= Mildred Callahan Jones =

American businessman (1943–2008)

Mildred Callahan Jones (September 19, 1943 – January 17, 2008) was an American businesswoman known as the "flag lady", who pioneered and helped develop the decorative flag industry.

==Early life==
Mildred Callahan was born on September 19, 1943, in Chase City, Virginia, and grew up on a tobacco farm. She earned her degree in nursing from what is now called Virginia Commonwealth University.

She met her husband, Thomas Jones, a lawyer, while working as a nursing manager at the Medical College of Virginia. The two bought their first home in the Fan district of Richmond, Virginia, which is one of the largest remaining Victorian neighborhoods left in North America.

==Flag making==
Jones originally started making flags as a hobby. Jones first purchased a piece of Scandinavian cloth in 1971 to guide party guests to her home in the Fan district section of Richmond, Virginia.

However, her interest in flag making turned into a small business after she hung a giant flag outside her home with the words, "It's a Boy", announcing the birth of her son in 1975. Jones, and her idea for decorative flags, soon propelled her into the national consciousness. Reporters from around the country, including ABC's Good Morning America and the Wall Street Journal, soon began arriving at her Richmond home to file stories on the "flag lady," as Jones became known.

She founded her company, Festival Flags Unlimited Inc., The Original Decorative Flag, in 1977. In 1978, Jones and her family moved to the family's new home at 2307 Monument Avenue, which was also in Richmond's Fan district. She immediately put her new basement to good use as the center of her flag making company. (Her previous workroom had been a small guest bedroom in her old home.)

Jones specialized in one-of-a-kind stitched nylon flags personalized for her individual customers.

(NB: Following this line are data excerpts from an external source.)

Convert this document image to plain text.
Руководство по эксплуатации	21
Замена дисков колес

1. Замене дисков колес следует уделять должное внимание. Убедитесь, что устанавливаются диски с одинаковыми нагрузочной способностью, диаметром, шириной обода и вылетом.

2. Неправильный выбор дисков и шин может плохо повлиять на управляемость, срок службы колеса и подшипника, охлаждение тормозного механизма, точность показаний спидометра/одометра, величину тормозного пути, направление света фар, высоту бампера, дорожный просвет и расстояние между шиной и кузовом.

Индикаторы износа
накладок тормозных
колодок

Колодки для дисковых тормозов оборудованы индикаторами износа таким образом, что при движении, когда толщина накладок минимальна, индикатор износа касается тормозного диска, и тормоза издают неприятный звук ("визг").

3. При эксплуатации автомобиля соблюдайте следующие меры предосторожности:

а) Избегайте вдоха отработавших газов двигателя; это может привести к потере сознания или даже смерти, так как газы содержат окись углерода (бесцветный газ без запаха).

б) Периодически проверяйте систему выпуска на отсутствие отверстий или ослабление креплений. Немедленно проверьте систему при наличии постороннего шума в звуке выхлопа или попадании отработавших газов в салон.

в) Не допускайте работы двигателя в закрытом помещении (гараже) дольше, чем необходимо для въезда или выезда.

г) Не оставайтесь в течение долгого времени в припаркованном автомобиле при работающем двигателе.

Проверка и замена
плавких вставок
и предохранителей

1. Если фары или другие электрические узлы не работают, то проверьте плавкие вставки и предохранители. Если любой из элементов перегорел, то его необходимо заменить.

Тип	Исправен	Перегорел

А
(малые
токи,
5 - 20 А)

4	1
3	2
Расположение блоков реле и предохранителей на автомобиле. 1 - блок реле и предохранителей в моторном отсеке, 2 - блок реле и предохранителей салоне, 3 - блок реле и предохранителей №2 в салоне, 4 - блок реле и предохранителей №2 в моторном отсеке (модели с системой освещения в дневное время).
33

Famous clients and customers reportedly included former United States President Ronald Reagan, as well as actors Jack Lemmon and Carol Channing. A special custom made flag was ordered by the Governor of Virginia as a gift to actor James Garner after he filmed a television movie in Richmond.

However, as the popularity of her trademark "It's a Girl" and "It's a Boy" decorative flags soared, Jones and her company soon began mass-producing flags to be sold in major retail stores. She continued to hand sew special order flags throughout her career.

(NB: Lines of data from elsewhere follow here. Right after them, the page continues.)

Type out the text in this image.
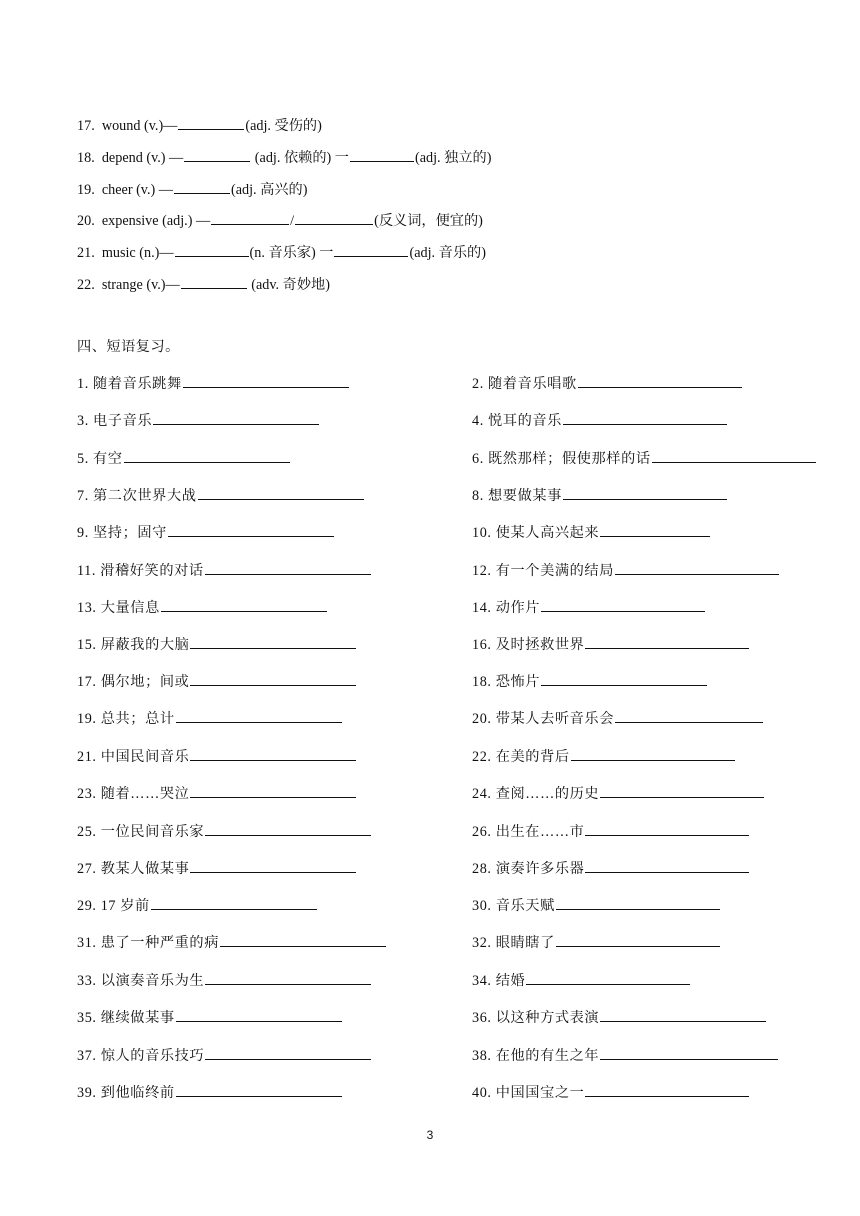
17. wound (v.)—	(adj. 受伤的)
18. depend (v.) —	(adj. 依赖的) 一	(adj. 独立的)
19. cheer (v.) —	(adj. 高兴的)
20. expensive (adj.) —	/	(反义词，便宜的)
21. music (n.)—	(n. 音乐家) 一	(adj. 音乐的)
22. strange (v.)—	(adv. 奇妙地)
四、短语复习。
1. 随着音乐跳舞	2. 随着音乐唱歌
3. 电子音乐	4. 悦耳的音乐
5. 有空	6. 既然那样；假使那样的话
7. 第二次世界大战	8. 想要做某事
9. 坚持；固守	10. 使某人高兴起来
11. 滑稽好笑的对话	12. 有一个美满的结局
13. 大量信息	14. 动作片
15. 屏蔽我的大脑	16. 及时拯救世界
17. 偶尔地；间或	18. 恐怖片
19. 总共；总计	20. 带某人去听音乐会
21. 中国民间音乐	22. 在美的背后
23. 随着……哭泣	24. 查阅……的历史
25. 一位民间音乐家	26. 出生在……市
27. 教某人做某事	28. 演奏许多乐器
29. 17 岁前	30. 音乐天赋
31. 患了一种严重的病	32. 眼睛瞎了
33. 以演奏音乐为生	34. 结婚
35. 继续做某事	36. 以这种方式表演
37. 惊人的音乐技巧	38. 在他的有生之年
39. 到他临终前	40. 中国国宝之一
3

She expanded her Festival Flags business outside of her home in 1983, when she purchased and renovated a rundown property at 322 W. Broad Street in Richmond. The new facility allowed for the rapid expansion and manufacture of her decorative flags, banners, pennants and wall decorations. The building also housed left apartments which helped to redevelop the then declining neighborhood.

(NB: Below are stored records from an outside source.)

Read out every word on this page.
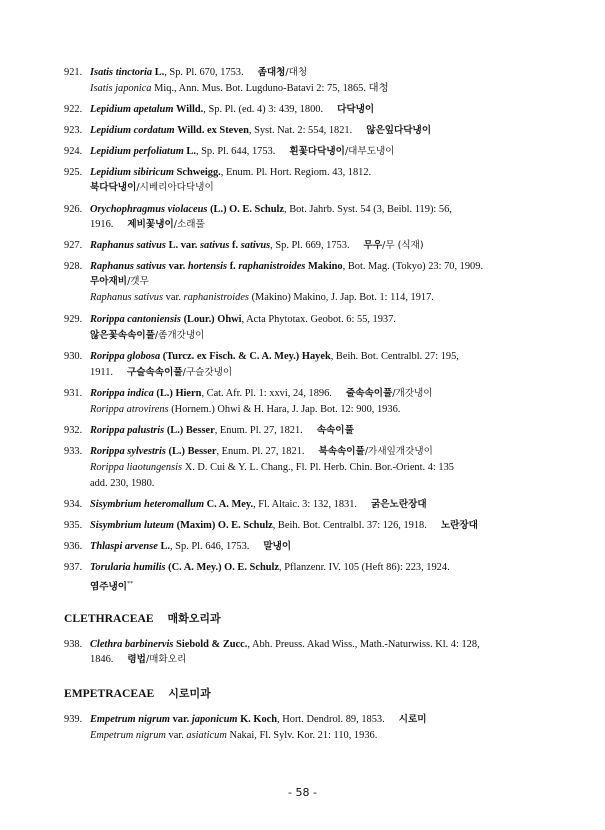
921. Isatis tinctoria L., Sp. Pl. 670, 1753. 좀대청/대청
Isatis japonica Miq., Ann. Mus. Bot. Lugduno-Batavi 2: 75, 1865. 대청
922. Lepidium apetalum Willd., Sp. Pl. (ed. 4) 3: 439, 1800. 다닥냉이
923. Lepidium cordatum Willd. ex Steven, Syst. Nat. 2: 554, 1821. 않은잎다닥냉이
924. Lepidium perfoliatum L., Sp. Pl. 644, 1753. 흰꽃다닥냉이/대부도냉이
925. Lepidium sibiricum Schweigg., Enum. Pl. Hort. Regiom. 43, 1812.
북다닥냉이/시베리아다닥냉이
926. Orychophragmus violaceus (L.) O. E. Schulz, Bot. Jahrb. Syst. 54 (3, Beibl. 119): 56,
1916. 제비꽃냉이/소래풀
927. Raphanus sativus L. var. sativus f. sativus, Sp. Pl. 669, 1753. 무우/무 (식재)
928. Raphanus sativus var. hortensis f. raphanistroides Makino, Bot. Mag. (Tokyo) 23: 70, 1909.
무아재비/갯무
Raphanus sativus var. raphanistroides (Makino) Makino, J. Jap. Bot. 1: 114, 1917.
929. Rorippa cantoniensis (Lour.) Ohwi, Acta Phytotax. Geobot. 6: 55, 1937.
않은꽃속속이풀/좀개갓냉이
930. Rorippa globosa (Turcz. ex Fisch. & C. A. Mey.) Hayek, Beih. Bot. Centralbl. 27: 195,
1911. 구슬속속이풀/구슬갓냉이
931. Rorippa indica (L.) Hiern, Cat. Afr. Pl. 1: xxvi, 24, 1896. 줄속속이풀/개갓냉이
Rorippa atrovirens (Hornem.) Ohwi & H. Hara, J. Jap. Bot. 12: 900, 1936.
932. Rorippa palustris (L.) Besser, Enum. Pl. 27, 1821. 속속이풀
933. Rorippa sylvestris (L.) Besser, Enum. Pl. 27, 1821. 북속속이풀/가새잎개갓냉이
Rorippa liaotungensis X. D. Cui & Y. L. Chang., Fl. Pl. Herb. Chin. Bor.-Orient. 4: 135
add. 230, 1980.
934. Sisymbrium heteromallum C. A. Mey., Fl. Altaic. 3: 132, 1831. 굵은노란장대
935. Sisymbrium luteum (Maxim) O. E. Schulz, Beih. Bot. Centralbl. 37: 126, 1918. 노란장대
936. Thlaspi arvense L., Sp. Pl. 646, 1753. 말냉이
937. Torularia humilis (C. A. Mey.) O. E. Schulz, Pflanzenr. IV. 105 (Heft 86): 223, 1924.
염주냉이**
CLETHRACEAE 매화오리과
938. Clethra barbinervis Siebold & Zucc., Abh. Preuss. Akad Wiss., Math.-Naturwiss. Kl. 4: 128,
1846. 령법/매화오리
EMPETRACEAE 시로미과
939. Empetrum nigrum var. japonicum K. Koch, Hort. Dendrol. 89, 1853. 시로미
Empetrum nigrum var. asiaticum Nakai, Fl. Sylv. Kor. 21: 110, 1936.
- 58 -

Over the years Jones and Festival Flags produced thousands of flags and other related products. Her flags were used in a wide array of public events and venues around the world and beyond, including art exhibitions, colleges, churches, such as the National Cathedral, museums, playgrounds and even several castles in England. Jones' flags were even carried into space on board the Space Shuttle Discovery in 1985.

Festival Flags generated more than $1 million in sales revenue a year at the peak of its success in the mid-1990s. However, sales fell to approximately 100,000 a year by 2000, which corresponded to trends within the flag industry.

In the process, Jones also became deeply committed to her Richmond and Fan district community. She was a co-founder of the Old and Historic Broad Street Association, which worked to restore homes and buildings in the Presidents Row section of the city. The Richmond neighborhood is now considered an arts and dining district. She was also involved in other urban restoration and preservation organizations, including the Fan District Association and the Monument Avenue Preservation Society.

Jones sold her flag business in 2003 due to chronic health problems. She was a diabetic and had undergone quadruple-bypass surgery in 1998 before suffering a series of strokes in 2002.

==Death==
She died on January 17, 2008, at her home in Richmond, Virginia, at the age of 64. She was buried in Hollywood Cemetery. She was survived by her husband, Thomas O. Jones, her son, Jonathan and her mother, Ida Mildred Callahan.